Es wurde reichlich gegrummelt, als ich dies heute beim Digitalen Quartett einwarf. Es war eine spannende Runde zur Wahl-Nachbetrachtung, zu der uns die Bayerische Landesvertretung in Berlin eingeladen hatte. Leider war ich nicht in der Hauptstadt und konnte deshalb nur gelegentlich etwas einwerfen – aus akustischen Gründen lässt sich ein Hangout nicht ständig in einem Raum auf den Lautsprecher schalten.
Doch tatsächlich ist die Wahl in Deutschland faktisch eine Wahl der Älteren bis Alten: Über 50 Prozent der Wahlberechtigten sind über 50 Jahre alt. Und für mich ist dies einer der Hauptgründe für das Ergebnis. Denn ab diesem Alter sinkt die Risikofreude, die Alterssicherung ist wichtig, erst recht, wenn neben einem rechts und links die Einschläge näher kommen (oder einen selbst treffen): Freunde sterben oder werden krank, Burnout wird zum Massenbrand, Arbeitslosigkeit bedeutet Beschäftigungslosigkeit bis zur Rente (die entsprechend karg wird). Und wenn man sie schon erhält, die Rente, möchte niemand etwas davon abgeben – was hätte er oder sie davon?

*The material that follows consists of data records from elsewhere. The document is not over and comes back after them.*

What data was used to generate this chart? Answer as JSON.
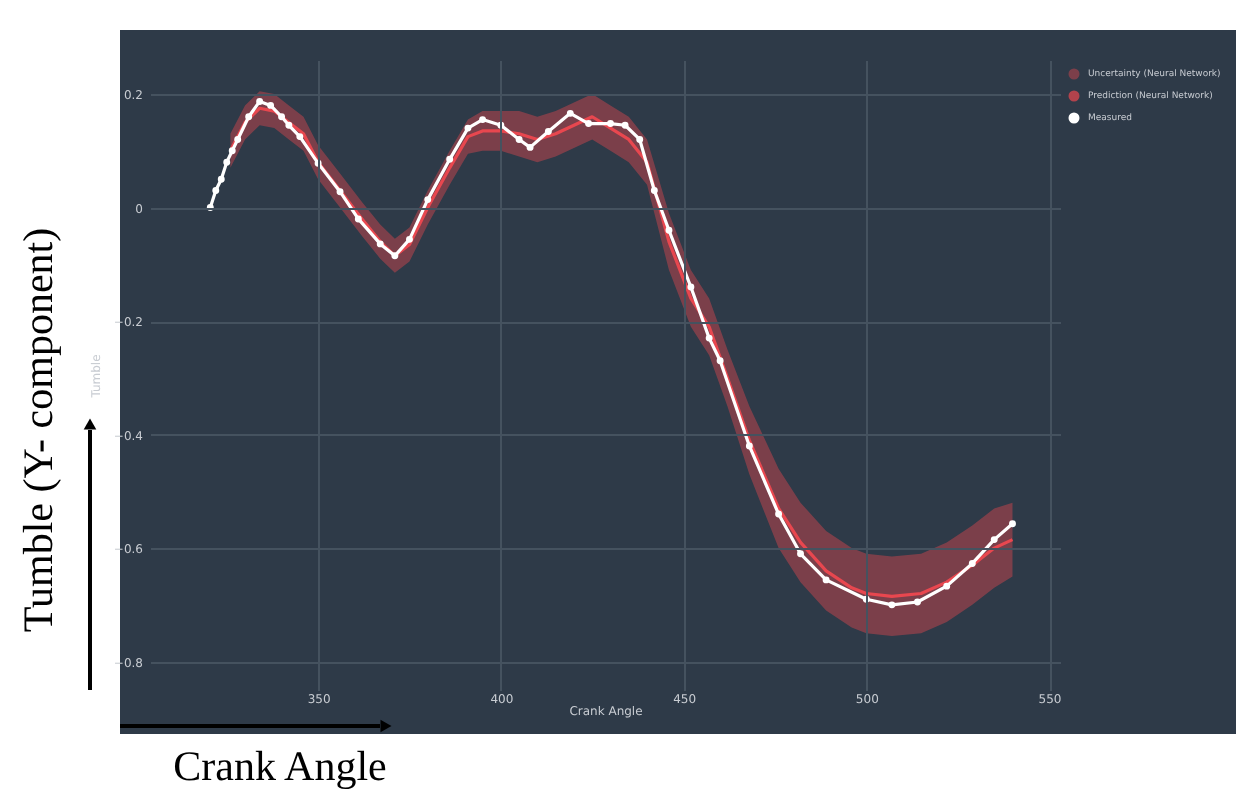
{
  "chart_data": {
    "type": "line",
    "xlabel": "Crank Angle",
    "ylabel": "Tumble",
    "xlim": [
      304,
      553
    ],
    "ylim": [
      -0.85,
      0.26
    ],
    "xticks": [
      350,
      400,
      450,
      500,
      550
    ],
    "yticks": [
      -0.8,
      -0.6,
      -0.4,
      -0.2,
      0,
      0.2
    ],
    "grid": true,
    "legend": "top right",
    "annotations": [
      "Tumble (Y- component)",
      "Crank Angle",
      "Uncertainty (Neural Network)"
    ],
    "series": [
      {
        "name": "Prediction (Neural Network)",
        "type": "line",
        "color": "#e8474f",
        "x": [
          326,
          330,
          334,
          338,
          342,
          346,
          350,
          356,
          362,
          367,
          371,
          375,
          380,
          386,
          391,
          395,
          400,
          405,
          410,
          415,
          420,
          425,
          430,
          435,
          440,
          446,
          452,
          457,
          462,
          468,
          476,
          482,
          489,
          496,
          500,
          507,
          515,
          522,
          529,
          535,
          540
        ],
        "values": [
          0.1,
          0.15,
          0.175,
          0.17,
          0.15,
          0.13,
          0.08,
          0.03,
          -0.02,
          -0.06,
          -0.085,
          -0.065,
          0.0,
          0.07,
          0.125,
          0.135,
          0.135,
          0.13,
          0.12,
          0.13,
          0.145,
          0.16,
          0.14,
          0.12,
          0.08,
          -0.06,
          -0.16,
          -0.21,
          -0.3,
          -0.41,
          -0.53,
          -0.59,
          -0.64,
          -0.67,
          -0.68,
          -0.685,
          -0.68,
          -0.66,
          -0.63,
          -0.6,
          -0.585
        ],
        "lower": [
          0.07,
          0.12,
          0.145,
          0.14,
          0.12,
          0.1,
          0.05,
          0.0,
          -0.05,
          -0.09,
          -0.115,
          -0.095,
          -0.03,
          0.04,
          0.095,
          0.1,
          0.1,
          0.09,
          0.08,
          0.09,
          0.105,
          0.12,
          0.1,
          0.08,
          0.04,
          -0.11,
          -0.21,
          -0.26,
          -0.35,
          -0.47,
          -0.6,
          -0.66,
          -0.71,
          -0.74,
          -0.75,
          -0.755,
          -0.75,
          -0.73,
          -0.7,
          -0.67,
          -0.65
        ],
        "upper": [
          0.13,
          0.18,
          0.205,
          0.2,
          0.18,
          0.16,
          0.11,
          0.06,
          0.01,
          -0.03,
          -0.055,
          -0.035,
          0.03,
          0.1,
          0.155,
          0.17,
          0.17,
          0.17,
          0.16,
          0.17,
          0.185,
          0.2,
          0.18,
          0.16,
          0.12,
          -0.01,
          -0.11,
          -0.16,
          -0.25,
          -0.35,
          -0.46,
          -0.52,
          -0.57,
          -0.6,
          -0.61,
          -0.615,
          -0.61,
          -0.59,
          -0.56,
          -0.53,
          -0.52
        ]
      },
      {
        "name": "Measured",
        "type": "line",
        "marker": "circle",
        "color": "#ffffff",
        "x": [
          320.5,
          322,
          323.5,
          325,
          326.5,
          328,
          331,
          334,
          337,
          340,
          342,
          345,
          350,
          356,
          361,
          367,
          371,
          375,
          380,
          386,
          391,
          395,
          400,
          405,
          408,
          413,
          419,
          424,
          430,
          434,
          438,
          442,
          446,
          452,
          457,
          460,
          468,
          476,
          482,
          489,
          500,
          507,
          514,
          522,
          529,
          535,
          540
        ],
        "values": [
          0,
          0.03,
          0.05,
          0.08,
          0.1,
          0.12,
          0.16,
          0.187,
          0.18,
          0.16,
          0.145,
          0.125,
          0.078,
          0.028,
          -0.02,
          -0.064,
          -0.085,
          -0.056,
          0.014,
          0.085,
          0.14,
          0.155,
          0.145,
          0.12,
          0.106,
          0.134,
          0.166,
          0.148,
          0.148,
          0.145,
          0.12,
          0.03,
          -0.04,
          -0.14,
          -0.23,
          -0.27,
          -0.42,
          -0.54,
          -0.61,
          -0.656,
          -0.69,
          -0.7,
          -0.695,
          -0.667,
          -0.627,
          -0.585,
          -0.557
        ]
      }
    ]
  }
}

Da ist es verständlich, dass kurzfristige Politik wichtiger ist als langfristige. Kurzfristige Politik bedeutet: Die Euro-Krise muss irgendwie sicher überstanden werden, die Spareinlagen dürfen nicht angekratzt werden, Steuern nicht steigen. Für all das stehen Angela Merkel und die CDU. Beim Digitalen Quartett hieß es von Seiten der CSU-MdB Doro Bär dann auch schnell, dass sich natürlich auch ältere Menschen für digitale Themen interessieren. Das stimmt. Aber das Feld besitzt eine deutlich geringere Priorität als die Sicherung des Lebensstandards.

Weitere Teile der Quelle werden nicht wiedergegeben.